A new report says actual participant behavior is more varied and volatile than most target-date funds assume.

An analysis by J.P. Morgan Retirement Plan Services of more than 350 defined contribution plans with 1.7 million participants, for which it provides recordkeeping services, indicates that participants continue to start saving too late and take too long to reach appropriate savings rates. J.P. Morgan observed noticeable declines in contribution rates in 2008.

The number of participants who lowered or stopped contributions in 2008 was 13%, up from 8% in J.P. Morgan’s 2007 report “Ready!Fire!Aim? How some target date fund designs are missing the mark on providing retirement security to those who need it most.” Initial contribution levels for those ages 20 to 25 fell, on average, to 5.7% in 2008.

The average age at which participants reached an 8% contribution rate was 40, compared to 45.5 in the original survey, and the average age to reach 10% increased to 57 in 2008 from 55 in 2006.

These results could be due to the uneven timing of salary raises that J.P. Morgan found. In its original study about 67% of participants reported they receive raises every two to three years. In 2008, this dropped to 50%.

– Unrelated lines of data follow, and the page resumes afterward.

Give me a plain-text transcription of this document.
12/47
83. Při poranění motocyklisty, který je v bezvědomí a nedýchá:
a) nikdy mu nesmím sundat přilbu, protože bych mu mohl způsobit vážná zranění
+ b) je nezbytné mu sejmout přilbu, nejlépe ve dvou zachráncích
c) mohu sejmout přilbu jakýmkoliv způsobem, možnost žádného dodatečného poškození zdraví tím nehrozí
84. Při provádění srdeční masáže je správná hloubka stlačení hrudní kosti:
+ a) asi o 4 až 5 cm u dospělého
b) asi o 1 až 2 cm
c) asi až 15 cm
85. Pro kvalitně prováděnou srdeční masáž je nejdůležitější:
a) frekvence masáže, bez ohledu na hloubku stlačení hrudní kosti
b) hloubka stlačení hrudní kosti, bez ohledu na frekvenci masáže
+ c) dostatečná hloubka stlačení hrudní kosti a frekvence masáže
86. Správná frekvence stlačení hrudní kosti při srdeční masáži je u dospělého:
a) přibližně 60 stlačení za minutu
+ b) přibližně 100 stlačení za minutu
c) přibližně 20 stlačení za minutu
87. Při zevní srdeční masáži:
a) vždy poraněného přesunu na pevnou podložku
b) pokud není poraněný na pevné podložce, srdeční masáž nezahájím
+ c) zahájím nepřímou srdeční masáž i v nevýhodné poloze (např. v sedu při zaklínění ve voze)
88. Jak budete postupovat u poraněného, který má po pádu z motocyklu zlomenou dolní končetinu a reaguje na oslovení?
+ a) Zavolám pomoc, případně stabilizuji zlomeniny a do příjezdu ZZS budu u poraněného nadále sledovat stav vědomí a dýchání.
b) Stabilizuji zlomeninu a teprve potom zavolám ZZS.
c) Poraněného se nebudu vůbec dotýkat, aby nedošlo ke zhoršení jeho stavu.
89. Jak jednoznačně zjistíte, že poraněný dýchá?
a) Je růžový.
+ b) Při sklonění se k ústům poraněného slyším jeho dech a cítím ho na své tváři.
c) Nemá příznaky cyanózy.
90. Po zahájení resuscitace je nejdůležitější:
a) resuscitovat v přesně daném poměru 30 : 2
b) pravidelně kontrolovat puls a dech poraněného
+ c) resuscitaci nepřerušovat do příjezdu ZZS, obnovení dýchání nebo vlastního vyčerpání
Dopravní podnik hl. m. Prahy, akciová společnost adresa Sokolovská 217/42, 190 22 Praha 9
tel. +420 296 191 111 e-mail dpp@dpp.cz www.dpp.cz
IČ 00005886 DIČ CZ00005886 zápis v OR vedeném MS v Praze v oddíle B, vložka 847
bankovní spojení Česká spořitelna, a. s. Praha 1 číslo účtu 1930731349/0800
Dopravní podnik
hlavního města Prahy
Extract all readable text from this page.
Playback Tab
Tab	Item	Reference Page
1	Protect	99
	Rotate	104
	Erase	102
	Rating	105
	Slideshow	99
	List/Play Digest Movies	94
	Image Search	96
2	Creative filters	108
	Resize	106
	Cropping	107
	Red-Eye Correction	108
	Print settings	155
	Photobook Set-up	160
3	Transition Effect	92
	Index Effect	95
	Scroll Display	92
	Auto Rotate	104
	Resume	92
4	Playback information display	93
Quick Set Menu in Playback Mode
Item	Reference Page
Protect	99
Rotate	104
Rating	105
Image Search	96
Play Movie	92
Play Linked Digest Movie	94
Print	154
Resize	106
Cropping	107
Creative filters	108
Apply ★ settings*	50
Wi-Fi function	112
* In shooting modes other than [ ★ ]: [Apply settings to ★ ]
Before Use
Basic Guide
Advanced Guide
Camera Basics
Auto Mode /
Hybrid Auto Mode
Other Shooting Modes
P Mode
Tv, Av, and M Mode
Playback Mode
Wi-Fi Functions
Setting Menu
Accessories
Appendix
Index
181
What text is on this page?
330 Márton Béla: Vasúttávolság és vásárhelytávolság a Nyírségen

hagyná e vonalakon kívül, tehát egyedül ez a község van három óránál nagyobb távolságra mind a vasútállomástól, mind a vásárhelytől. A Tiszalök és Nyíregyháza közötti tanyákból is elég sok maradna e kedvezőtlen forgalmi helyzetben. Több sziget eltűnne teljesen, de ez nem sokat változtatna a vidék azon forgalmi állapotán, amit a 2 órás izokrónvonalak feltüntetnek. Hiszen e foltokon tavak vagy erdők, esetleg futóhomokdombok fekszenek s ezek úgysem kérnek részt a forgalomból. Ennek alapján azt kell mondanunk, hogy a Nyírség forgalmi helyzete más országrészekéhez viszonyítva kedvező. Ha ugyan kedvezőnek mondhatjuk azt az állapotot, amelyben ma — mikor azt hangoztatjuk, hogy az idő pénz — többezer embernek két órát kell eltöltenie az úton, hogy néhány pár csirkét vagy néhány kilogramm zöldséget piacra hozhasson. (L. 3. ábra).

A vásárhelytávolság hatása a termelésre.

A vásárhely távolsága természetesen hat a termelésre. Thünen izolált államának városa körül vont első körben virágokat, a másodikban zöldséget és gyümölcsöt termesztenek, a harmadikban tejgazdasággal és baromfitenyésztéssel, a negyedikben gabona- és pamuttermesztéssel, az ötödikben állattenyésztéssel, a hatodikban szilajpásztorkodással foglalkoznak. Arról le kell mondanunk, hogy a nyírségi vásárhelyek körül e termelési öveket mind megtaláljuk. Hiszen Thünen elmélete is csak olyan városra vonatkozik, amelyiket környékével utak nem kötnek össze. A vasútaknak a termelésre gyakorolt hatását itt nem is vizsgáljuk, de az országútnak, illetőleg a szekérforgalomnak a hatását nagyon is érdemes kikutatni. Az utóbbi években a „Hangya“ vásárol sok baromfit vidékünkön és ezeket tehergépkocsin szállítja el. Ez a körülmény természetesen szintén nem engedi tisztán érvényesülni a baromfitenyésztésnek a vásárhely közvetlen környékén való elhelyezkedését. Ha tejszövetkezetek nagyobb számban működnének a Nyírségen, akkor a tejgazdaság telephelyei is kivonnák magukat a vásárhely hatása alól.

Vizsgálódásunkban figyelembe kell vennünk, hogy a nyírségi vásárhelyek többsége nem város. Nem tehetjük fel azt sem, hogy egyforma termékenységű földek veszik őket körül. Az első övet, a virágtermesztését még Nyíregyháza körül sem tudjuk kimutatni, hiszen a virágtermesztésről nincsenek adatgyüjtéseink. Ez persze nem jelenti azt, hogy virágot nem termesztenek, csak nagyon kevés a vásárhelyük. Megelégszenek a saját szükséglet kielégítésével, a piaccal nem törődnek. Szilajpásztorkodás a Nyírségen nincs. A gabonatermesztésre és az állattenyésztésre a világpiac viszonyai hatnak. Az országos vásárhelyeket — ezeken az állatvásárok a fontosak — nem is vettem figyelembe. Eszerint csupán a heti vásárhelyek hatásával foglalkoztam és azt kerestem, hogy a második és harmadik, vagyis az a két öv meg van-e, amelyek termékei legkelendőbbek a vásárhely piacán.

While the percentage of participants who had a loan outstanding steadily declined from 20% in 2006 to 18% in 2007 and 17% in 2008, the average loan amount increased from 15% of overall account balances in 2006 to 20% and 25% in 2007 and 2008, respectively.

In 2008, 7.3% of participants made pre-retirement withdrawals, up from 6.2% in 2007, and 5.5% in 2006.

J.P.Morgan found a significant number of participants older than age 65 who stopped working in 2006 (80%) withdrew their entire account balances within just three years. This makes it problematic for target-date strategies to develop asset allocation models through retirement, according to the company.

“Changes in contribution rates, loans, and withdrawals have a significant long-term effect on target-date fund outcomes. These behaviors should be factored into portfolio design but most often are not,” said Anne Lester, managing director, J.P. Morgan Global Multi-Asset Group, in a press release. “Also, this study confirms that investing at controlled levels of risk, through broader diversification and relatively rapid reduction in equity exposure in the years leading up to retirement, continues to increase the number of participants likely to reach their retirement income goals.”